Electric cars leaving Kaua‘i next week

LIHU‘E — The little cart purred quietly on the rain-slicked road at the Vidinha Stadium parking lot.

“Give ‘um da gas!” one of the students yelled as the cart rounded a corner. “Press ‘um to da floor!”

The cart continued its whirring journey around the loop, its black-helmeted driver’s face obscured by the smoke-colored visor and contrasting sharply against the neon-pink straps of the safety harness.

Five Kaua‘i High School students and their advisor, Dean Fujikawa, were out in the morning mist making final tune-ups in their entry in the 2006 Electron Marathon that will be held on O‘ahu on March 18 at Ford Island.

“It’s a new car,” Fujikawa said. “We build a new one every year. But, with all the rain and weather, we’re kind of behind. We were supposed to paint the body and have it installed.”

That task was supposed to have been completed last week, but the inclement weather kept the project from its timeline, although Anson Yasay, one of the eight students on the team, said, “I finished it yesterday (Saturday), and we’re putting it on Monday.”

The Sunday run at Vidinha Stadium was done early because Fujikawa said there’s no traffic at that time; following the test run, the students huddled over a voltmeter to check on the vehicle’s power consumption.

Time is winding down for the project, as the group members said they need to ship the vehicle to O‘ahu next week for the competition.

Earlier in the month, Bobby Saligumba and other members of the Waimea High School team had their 2006 entry on display in front of the Kaua‘i Community College Technology Building as part of the Technology Fair held in conjunction with the American Culinary Federation annual brunch.

Saligumba said their vehicle, also a new craft built from scratch, was yet to be put through its paces, since the Menehune team members felt that everything needed to be done before running the car.

In the 2005 competition, Saligumba said the Waimea High School Electric Car Racing Team finished seventh overall out of a field of 27 teams.

“This year, at last count, there were at least 33 teams,” Saligumba said.

This is a far cry from the original 11 cars that competed in the first Electron Marathon that was held in 1996 at the Hawaii Raceway Park.

In the 2005 event, the Kaua‘i High School team finished third in vehicle performance. The Red Raider vehicle completed 50 laps, and finished with an overall score of 86.24, compared with Waimea High School’s vehicle that completed 45 laps and attained a score of 74.58.

Waialua High & Intermediate School students had the top-performing vehicle, completed 54 laps and attained a score of 92.47.

The Kaua‘i High School team members include two students from last year, and they started their project from the time school started, group members said.

“We had a slow start,” said Charlie Kato, another of the student team members. “We crashed twice.”

“It’s performing right now,” Yasay said.

This year, the team is aiming to be “No. 1 in design, performance, and documentation,” the group chirped, pointing to Nick Hasegawa, whom they indicated has the documentation skills due to his involvement with the school Mock Trial team.

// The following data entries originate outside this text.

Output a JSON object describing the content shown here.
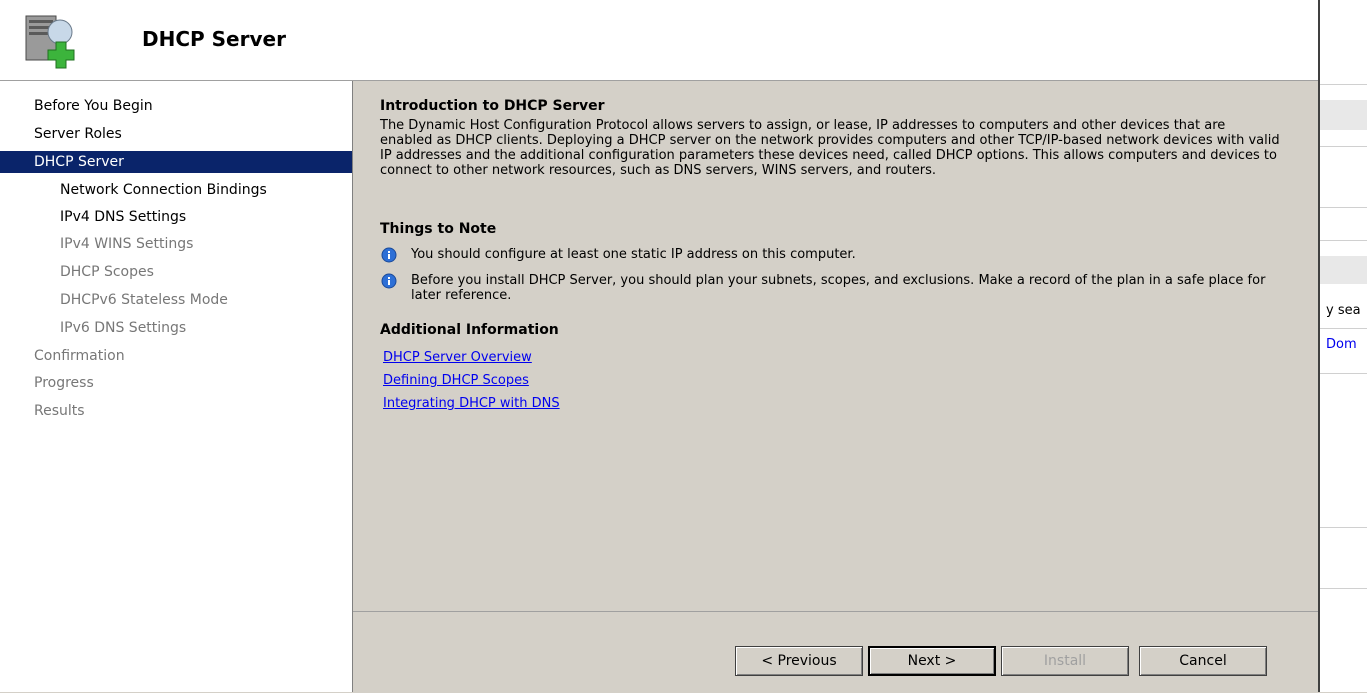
{
  "header": {
    "title": "DHCP Server",
    "icon": "server-add-icon"
  },
  "nav": {
    "items": [
      {
        "label": "Before You Begin",
        "level": "top",
        "state": "normal"
      },
      {
        "label": "Server Roles",
        "level": "top",
        "state": "normal"
      },
      {
        "label": "DHCP Server",
        "level": "top",
        "state": "active"
      },
      {
        "label": "Network Connection Bindings",
        "level": "sub",
        "state": "normal"
      },
      {
        "label": "IPv4 DNS Settings",
        "level": "sub",
        "state": "normal"
      },
      {
        "label": "IPv4 WINS Settings",
        "level": "sub",
        "state": "dim"
      },
      {
        "label": "DHCP Scopes",
        "level": "sub",
        "state": "dim"
      },
      {
        "label": "DHCPv6 Stateless Mode",
        "level": "sub",
        "state": "dim"
      },
      {
        "label": "IPv6 DNS Settings",
        "level": "sub",
        "state": "dim"
      },
      {
        "label": "Confirmation",
        "level": "top",
        "state": "dim"
      },
      {
        "label": "Progress",
        "level": "top",
        "state": "dim"
      },
      {
        "label": "Results",
        "level": "top",
        "state": "dim"
      }
    ]
  },
  "content": {
    "intro_title": "Introduction to DHCP Server",
    "intro_text": "The Dynamic Host Configuration Protocol allows servers to assign, or lease, IP addresses to computers and other devices that are enabled as DHCP clients. Deploying a DHCP server on the network provides computers and other TCP/IP-based network devices with valid IP addresses and the additional configuration parameters these devices need, called DHCP options. This allows computers and devices to connect to other network resources, such as DNS servers, WINS servers, and routers.",
    "notes_title": "Things to Note",
    "notes": [
      "You should configure at least one static IP address on this computer.",
      "Before you install DHCP Server, you should plan your subnets, scopes, and exclusions. Make a record of the plan in a safe place for later reference."
    ],
    "additional_title": "Additional Information",
    "links": [
      "DHCP Server Overview",
      "Defining DHCP Scopes",
      "Integrating DHCP with DNS"
    ]
  },
  "buttons": {
    "previous": "< Previous",
    "next": "Next >",
    "install": "Install",
    "cancel": "Cancel"
  },
  "right_panel": {
    "text1": "y sea",
    "text2": "Dom"
  },
  "colors": {
    "active_nav_bg": "#0a246a",
    "link": "#0000ee",
    "dialog_bg": "#d4d0c8"
  }
}
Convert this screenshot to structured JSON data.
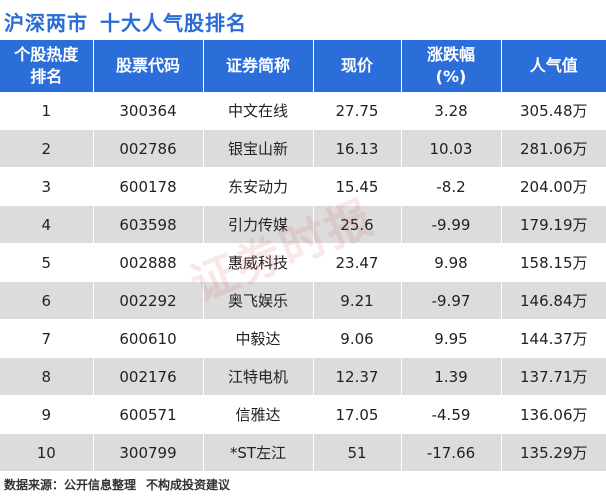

The Electron Marathon’s major sponsor is the Hawaiian Electric Company, and according to information on the firm’s Web site, requires the integration of academics to the construction of the electric vehicle.

Students apply math, science, automotive, electronics, and language-arts skills learned in the classroom to the project.

To complete the project, teams are required to provide documentation, which includes a record of student activities, and research, and development.

Documentation must also include a summary of business or community contacts, financial records, and a report by students representing real learning, or a videotape showing the entire scope of the project.

Additionally, one or two students representing each team will have to give five-minute oral presentations to explain problem-solving situations, integration of content areas, teamwork, and collaboration, and an overall assessment of the project.

Vehicles are judged on design, construction, and safety. Attractiveness, aerodynamic design, incorporation of safety features and the use of recycled material are all considered in the judging.

Road performance is judged by the vehicle’s ability to maintain a constant speed of 25 mph, and the distance it can travel in 60 minutes on its fully-charged batteries.

Team members for the Kaua‘i High School program include Harrison Yamamoto and Cory Arashiro as the returning members. Yasay, Aaron Adachi, Kato, Tyruss Lum, Hasegawa, and Bryson Gomes make up the rest of the team.

Waimea’s team includes Archilles Singson, Wilmark Geronimo, Leo Butac, Vernon Dela Cruz, Ryan Kunselman, Michael Bajit, and Grant Paiste.